Немного погодя она снова села прямо, поцеловала меня и пошла вытереть слезы.
— Ты действуешь на меня успокаивающе, — сказала она, вернувшись. — Мама всегда говорила, что некоторым женщинам слезы к лицу, а у меня, когда я плачу, вид ужасный… А откуда в Островитянии берут горячую воду?
— На кухне в кувшинах обязательно должна быть согретая вода. Сейчас принесу.
— Со временем я тоже всему научусь. Вообще-то я мылась холодной, а теперь только хочу умыть глаза. Я ведь очень редко плачу, Джон.
Я принес из кухни два больших умывальных кувшина для нас обоих. Глэдис раскладывала вещи, которые достала из сундука, но, умывшись, снова села перед очагом, положив на колени раскрытую книгу, но даже не глядя в нее.
Приготовив чистую одежду, я выдвинул из-под шкафа медную ванну, налил туда горячей воды и стал раздеваться…
— Можно я погляжу на тебя? — раздался голос Глэдис.
— Конечно… даже не спрашивай.
— Я не знала.
Бросив на нее быстрый взгляд, я увидел в ее глазах удивленное и веселое выражение. По щекам разлился румянец.
— У тебя красивое тело, — сказала она наконец, отворачиваясь. — Ах, мне подумалось…
— Что, Глэдис?
— Такое совершенное, такое любимое! — Она наклонилась и закрыла лицо руками. — Мне так хочется научиться рисовать, и чтобы при этом люди на моих рисунках не выглядели нелепо! Если ты заглянешь в мастерскую… Я собиралась не показывать тебе, но передумала.
Одевшись, я тут же прошел в мастерскую. Глэдис вытащила из сундуков все свои рабочие принадлежности и разложила на полу и стопкой на столе. Эскизы маслом стояли, прислоненные к скамье и вдоль стен, в ожидании, когда их можно будет развесить. Падавший от свечи свет делал краски приглушеннее. На мольберте стоял натянутый на подрамник холст. На нем был углем набросан вид из окна. И только в одном месте был положен белый мазок. Но повсюду виднелись резкие черные штрихи — словно ребенок с досады исчиркал неудавшийся рисунок. В воздухе приятно пахло красками и скипидаром, а на полу лежала палитра с червячками выдавленной краски.
Я вернулся в спальню. Глэдис по-прежнему, застыв, сидела перед очагом. Она даже не шевельнулась. Сев рядом, я обнял ее. Она не сопротивлялась, но и никак не ответила на мою ласку.
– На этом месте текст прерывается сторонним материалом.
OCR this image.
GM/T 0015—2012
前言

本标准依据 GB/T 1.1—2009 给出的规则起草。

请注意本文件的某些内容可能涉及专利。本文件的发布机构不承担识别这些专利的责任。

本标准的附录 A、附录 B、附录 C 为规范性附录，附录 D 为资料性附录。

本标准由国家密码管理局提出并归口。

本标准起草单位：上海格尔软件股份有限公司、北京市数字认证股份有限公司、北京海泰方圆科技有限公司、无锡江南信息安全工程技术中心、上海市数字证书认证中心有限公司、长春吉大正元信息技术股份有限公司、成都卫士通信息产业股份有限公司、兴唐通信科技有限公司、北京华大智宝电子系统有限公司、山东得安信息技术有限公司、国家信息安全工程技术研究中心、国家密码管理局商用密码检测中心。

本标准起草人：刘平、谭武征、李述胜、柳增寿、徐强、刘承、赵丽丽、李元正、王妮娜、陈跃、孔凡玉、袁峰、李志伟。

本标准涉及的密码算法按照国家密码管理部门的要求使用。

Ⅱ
— Когда я первый раз приехал сюда, — сказал я, — мне казалось, что я просто умру от тишины и одиночества, ими дышит здесь сам воздух.
Глэдис вздрогнула… Рука ее легла на мою.
— Мне казалось, что это нервная реакция, так много всего произошло за последнее время, но ни в чем я по-настоящему не участвовала сама… — сказала она. — Прости.
— Это ты прости, что я заставляю тебя страдать.
— Но я вовсе не несчастлива. Я не могу быть несчастлива с тобой.